El 6 de noviembre de 1971, sobre las diez de la noche, me llamó por teléfono Carles Sánchez Costa (fallecido en accidente en 1983), que era estudiante de periodismo en la escuela de la Iglesia y estaba vinculado al PSUC. Lo conocía de diversas actividades antifranquistas, entre ellas una reunión de estudiantes de las escuelas de periodismo de Barcelona y Madrid, celebrada en el convento de los capuchinos de Arenys de Mar. Quería hablar conmigo. Nos citamos a las dos de la madrugada, cuando yo terminaba mi turno en la Telefónica, donde trabajaba. A la hora convenida, Carles estaba en la puerta de la central situada en Pau Claris (entonces Via Layetana). Quería hablarme de la Assamblea de Catalunya. No era la primera vez. Meses atrás ya había habido un intento de celebrarla. Lo sabía tanta gente que fue desarticulado por la policía, le recordé escéptico Esta vez, dijo, iba en serio y lo comprobaría cuando me diera la cita. Me acompañó hasta la parada del autobús 43, que salía de la plaza de Medinaceli y que debía llevarme a casa. Ya frente al autobús me soltó: “Cambio de planes. La asamblea es mañana”. No me dijo dónde. Nos veríamos a las once.

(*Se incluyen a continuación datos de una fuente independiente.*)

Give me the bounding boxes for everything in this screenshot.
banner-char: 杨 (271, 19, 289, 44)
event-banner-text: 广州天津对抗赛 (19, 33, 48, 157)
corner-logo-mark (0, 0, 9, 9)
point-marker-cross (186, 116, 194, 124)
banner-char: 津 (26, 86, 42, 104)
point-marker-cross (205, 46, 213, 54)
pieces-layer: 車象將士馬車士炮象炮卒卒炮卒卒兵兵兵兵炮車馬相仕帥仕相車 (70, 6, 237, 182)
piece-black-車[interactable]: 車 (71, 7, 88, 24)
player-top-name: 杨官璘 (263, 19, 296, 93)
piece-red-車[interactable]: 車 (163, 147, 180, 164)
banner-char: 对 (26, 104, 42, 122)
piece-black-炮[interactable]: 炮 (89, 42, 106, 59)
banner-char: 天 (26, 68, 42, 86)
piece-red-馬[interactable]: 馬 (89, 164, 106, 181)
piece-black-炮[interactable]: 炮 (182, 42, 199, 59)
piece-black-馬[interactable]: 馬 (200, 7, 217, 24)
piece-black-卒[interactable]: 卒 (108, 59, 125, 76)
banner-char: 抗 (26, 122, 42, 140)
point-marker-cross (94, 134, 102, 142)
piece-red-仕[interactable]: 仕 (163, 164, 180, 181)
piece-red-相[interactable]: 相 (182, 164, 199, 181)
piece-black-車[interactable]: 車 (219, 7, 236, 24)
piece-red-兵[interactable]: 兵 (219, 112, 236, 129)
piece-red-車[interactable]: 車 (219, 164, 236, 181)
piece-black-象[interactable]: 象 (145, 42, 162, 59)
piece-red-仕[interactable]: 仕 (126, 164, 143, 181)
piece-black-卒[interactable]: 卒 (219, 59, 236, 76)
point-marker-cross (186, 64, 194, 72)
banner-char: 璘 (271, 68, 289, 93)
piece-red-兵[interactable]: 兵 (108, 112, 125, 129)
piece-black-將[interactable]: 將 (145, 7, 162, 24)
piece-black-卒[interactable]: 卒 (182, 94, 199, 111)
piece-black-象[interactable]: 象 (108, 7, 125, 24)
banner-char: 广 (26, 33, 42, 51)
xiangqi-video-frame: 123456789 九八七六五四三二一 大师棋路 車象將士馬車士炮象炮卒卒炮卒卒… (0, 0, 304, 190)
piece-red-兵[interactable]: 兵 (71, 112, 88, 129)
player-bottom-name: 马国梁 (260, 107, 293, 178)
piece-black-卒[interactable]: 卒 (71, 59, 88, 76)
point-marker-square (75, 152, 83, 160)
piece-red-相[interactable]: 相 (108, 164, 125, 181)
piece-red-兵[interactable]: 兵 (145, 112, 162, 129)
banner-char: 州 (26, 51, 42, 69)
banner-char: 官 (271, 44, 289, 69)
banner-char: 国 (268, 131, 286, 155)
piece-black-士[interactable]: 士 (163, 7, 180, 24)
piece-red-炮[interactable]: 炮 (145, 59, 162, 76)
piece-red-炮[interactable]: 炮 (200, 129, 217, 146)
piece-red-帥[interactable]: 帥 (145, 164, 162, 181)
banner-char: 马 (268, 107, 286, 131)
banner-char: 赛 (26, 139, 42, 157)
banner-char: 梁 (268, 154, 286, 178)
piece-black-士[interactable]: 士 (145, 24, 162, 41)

Acudí. Estaban él y May Cobos, a la que luego perdí la pista. Los tres asistiríamos en representación (una forma de hablar) de las escuelas de periodismo de Barcelona: ellos dos por la de la iglesia y yo por la Oficial, dependiente del Ministerio de Información.

La reunión sería en la iglesia de Sant Agustí, pero había controles para verificar que la policía hubiera detectado la convocatoria. El primero era una muchacha situada frente al Poliorama. Llevaría tres carpetas, una verde (vía libre), otra calabaza (repetición posterior del control) y la tercera, roja (disolución). Mostraba la verde.

El segundo control estaba en una pastelería de la calle de Escudellers. También la carpeta era verde. Carles sugirió comprar un tortell. Lo hicimos y fue nuestra comida de aquel día. Luego, Sant Agustí. Entramos mientras se celebraba una misa. Esperamos a que terminara y accedimos al desván. Las escaleras eran (o las recuerdo) de madera. El grifo abierto de un lavadero era el último control. De estar cerrado había que salir pitando. Me pregunté cómo y por dónde. Daba paso Pere Portabella. Había ya bastante gente. Sobre las cuatro de la tarde bajamos a la iglesia para celebrar la asamblea.

De los tres que íbamos como estudiantes de periodismo fui yo quien intervino para explicar la adhesión de unos compañeros que ignoraban que estaba allí. Algunos, además, probablemente hubieran presentado reticencias. Pero éramos así de lanzados e imprudentes.

La intervención que más me impactó fue la de Xirinachs. Nos pidió que al salir nos fuéramos todos a comisaría para devolver el DNI porque no estaba en catalán. Se me ocurrió pensar que sólo faltaba ir a la policía y darle nuestros datos. También recuerdo la de un obrero de la Seat que pidió a los empresarios presentes más consideración al negociar los convenios.

Al terminar había que organizar la salida de forma escalonada. Me pasé más de una hora subido a una taza de váter, mirando por un ventanuco para comprobar que no había moros en la costa y facilitar que fueran saliendo los asistentes en grupos pequeños. Cuando salimos había anochecido.

La policía se enteró al ver la noticia en Le Monde.

Tal vez se pregunte el lector a qué viene esta batallita. No hay motivos personales. Se trata de resaltar una vez más el sectarismo de la presidenta del Parlament, Laura Borràs, organizando la conmemoración del 50 aniversario de la asamblea sin invitar siquiera a los asistentes vivos, que no somos ya tantos. A Obiols no lo encontraron; tampoco a mí, pese a haber estado acreditado en el Parlament durante más de 20 años. Le hubiera podido pedir los datos a Pilar Rahola que hace 25 años organizó un encuentro de todos, con foto incluida.

Borràs invitó a sus amigos. A los demás ni siquiera nos considera catalanes. Lo hizo con la ayuda de otro sectario, Rafael Ribó, decidido colaborador del partido de la derecha catalanista más rancia, a cambio de un buen sueldo. Que Ribó no quisiera verme entra dentro de lo normal. Cuando dirigía Iniciativa pidió al diario en el que trabajaba que me cambiaran de sección porque no le gustaban mis informaciones. No lo consiguió. No se ha convertido en un Daniel Ortega porque ni para eso da la talla.

No estoy seguro de si hubiera asistido a un acto que se preveía sectario. De hecho, tuve conocimiento del mismo y no hice nada para que me invitaran. Era evidente que no iba a ser un acto institucional sino de partido, eso sí, pagado con dinero de todos.

Me alegra saberme excluido de una secta así.